Preparing Data for Integration
While Sundial can ingest any table-like format out there, some formats are better suited for data analysis compared to others. Additionally, organizations have different levels of data maturity, compliance and engineering constraints. With this in mind, Sundial recommends providing data in a few high-level formats:
- Events - Events are granular fact data that can be ingested from your data lake or cloud warehouse. Each fact is usually identified by an event type and contains entity-level (user, transaction, order) identifiers. Examples of are app-open, clicks, views and other engagements events, subscription started and cancelleation events, etc. Each event log also contains attributes like country, platform, product-category that describe the event.

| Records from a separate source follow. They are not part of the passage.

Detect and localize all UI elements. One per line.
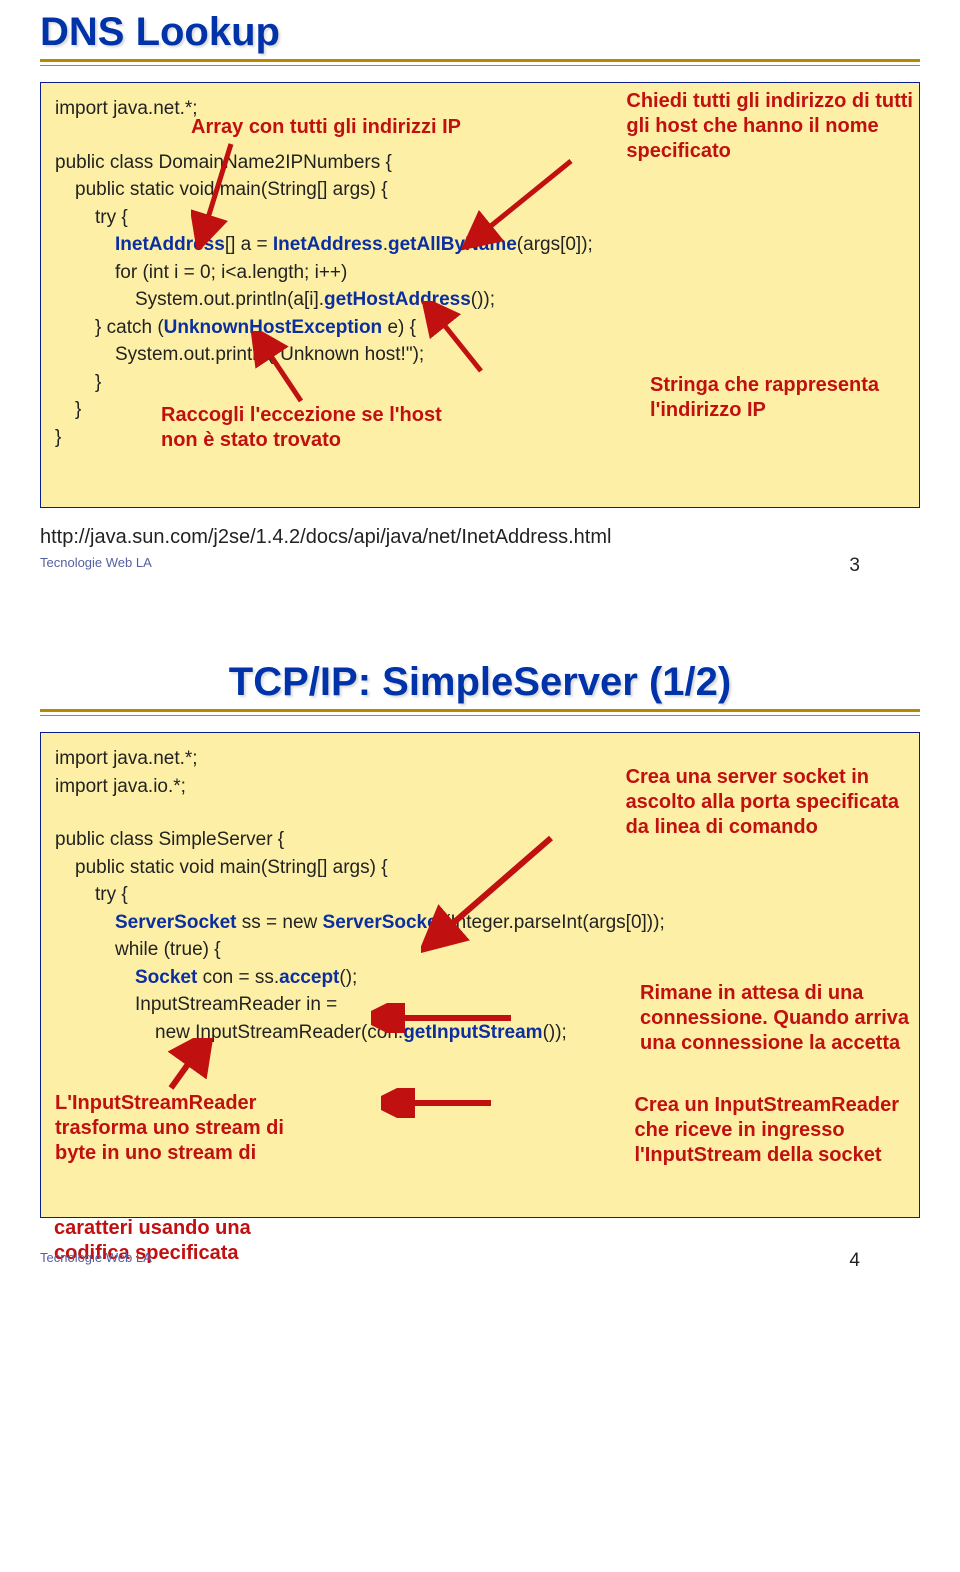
annotation-string: Stringa che rappresenta l'indirizzo IP [650,373,879,423]
anno-text: Raccogli l'eccezione se l'host [161,404,442,426]
footer-text: Tecnologie Web LA [40,1250,152,1265]
code-line: for (int i = 0; i<a.length; i++) [55,259,905,287]
anno-text: trasforma uno stream di [55,1117,284,1139]
anno-text: l'indirizzo IP [650,399,766,421]
annotation-left: L'InputStreamReader trasforma uno stream… [55,1091,284,1166]
annotation-top: Chiedi tutti gli indirizzo di tutti gli … [626,89,913,164]
annotation-wait: Rimane in attesa di una connessione. Qua… [640,981,909,1056]
divider-thin [40,715,920,716]
code-block: Chiedi tutti gli indirizzo di tutti gli … [40,82,920,508]
anno-text: caratteri usando una [54,1217,251,1239]
anno-text: che riceve in ingresso [634,1119,844,1141]
code-line: public static void main(String[] args) { [55,176,905,204]
code-block: Crea una server socket in ascolto alla p… [40,732,920,1218]
annotation-array: Array con tutti gli indirizzi IP [191,115,461,140]
divider [40,709,920,712]
anno-text: Stringa che rappresenta [650,374,879,396]
code-line: System.out.println(a[i].getHostAddress()… [55,286,905,314]
code-line: ServerSocket ss = new ServerSocket(Integ… [55,909,905,937]
anno-text: byte in uno stream di [55,1142,256,1164]
code-line: try { [55,881,905,909]
code-line: while (true) { [55,936,905,964]
annotation-isr: Crea un InputStreamReader che riceve in … [634,1093,899,1168]
anno-text: non è stato trovato [161,429,341,451]
anno-text: Crea una server socket in [626,766,869,788]
code-line: public static void main(String[] args) { [55,854,905,882]
anno-text: da linea di comando [626,816,818,838]
annotation-catch: Raccogli l'eccezione se l'host non è sta… [161,403,442,453]
page-number: 4 [849,1250,860,1272]
page-number: 3 [849,555,860,577]
anno-text: specificato [626,140,730,162]
anno-text: una connessione la accetta [640,1032,900,1054]
annotation-server: Crea una server socket in ascolto alla p… [626,765,899,840]
code-line: try { [55,204,905,232]
divider-thin [40,65,920,66]
divider [40,59,920,62]
footer-text: Tecnologie Web LA [40,555,152,570]
anno-text: gli host che hanno il nome [626,115,878,137]
anno-text: connessione. Quando arriva [640,1007,909,1029]
arrow-icon [381,1088,501,1118]
reference-url: http://java.sun.com/j2se/1.4.2/docs/api/… [40,526,920,549]
slide-title: TCP/IP: SimpleServer (1/2) [40,660,920,705]
anno-text: L'InputStreamReader [55,1092,256,1114]
anno-text: Chiedi tutti gli indirizzo di tutti [626,90,913,112]
code-line: InetAddress[] a = InetAddress.getAllByNa… [55,231,905,259]
anno-text: Crea un InputStreamReader [634,1094,899,1116]
arrow-icon [161,1038,221,1098]
anno-text: l'InputStream della socket [634,1144,881,1166]
anno-text: ascolto alla porta specificata [626,791,899,813]
anno-text: Rimane in attesa di una [640,982,863,1004]
code-line: System.out.println("Unknown host!"); [55,341,905,369]
slide-footer: Tecnologie Web LA 3 [40,555,920,570]
slide-footer: Tecnologie Web LA 4 [40,1250,920,1265]
slide-title: DNS Lookup [40,10,920,55]
code-line: } catch (UnknownHostException e) { [55,314,905,342]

- Backend Database Records - These are fact tables maintained by your backend applications representing orders table, transaction tables, product lists, price lists etc.
- Pre-Aggregated Data - Sundial can also directly ingest tables that are pre-aggregated at any of the dimension levels, losing out out on entity-level data. This may be done for reducing data size, dealing with security constraints, anonimyzation of PII or to meet data-residency requirements.
- Subscribers + Revenue Data Schema - Specifically for subscriber and revenue related information, a specific schema helps with faster integration, while maximizing analysis coverage.
- App-Specific Data - Apps such as Stripe, RevenueCat etc may export data in very specific schemas. In such a case, Sundial can import those tables as-it-is.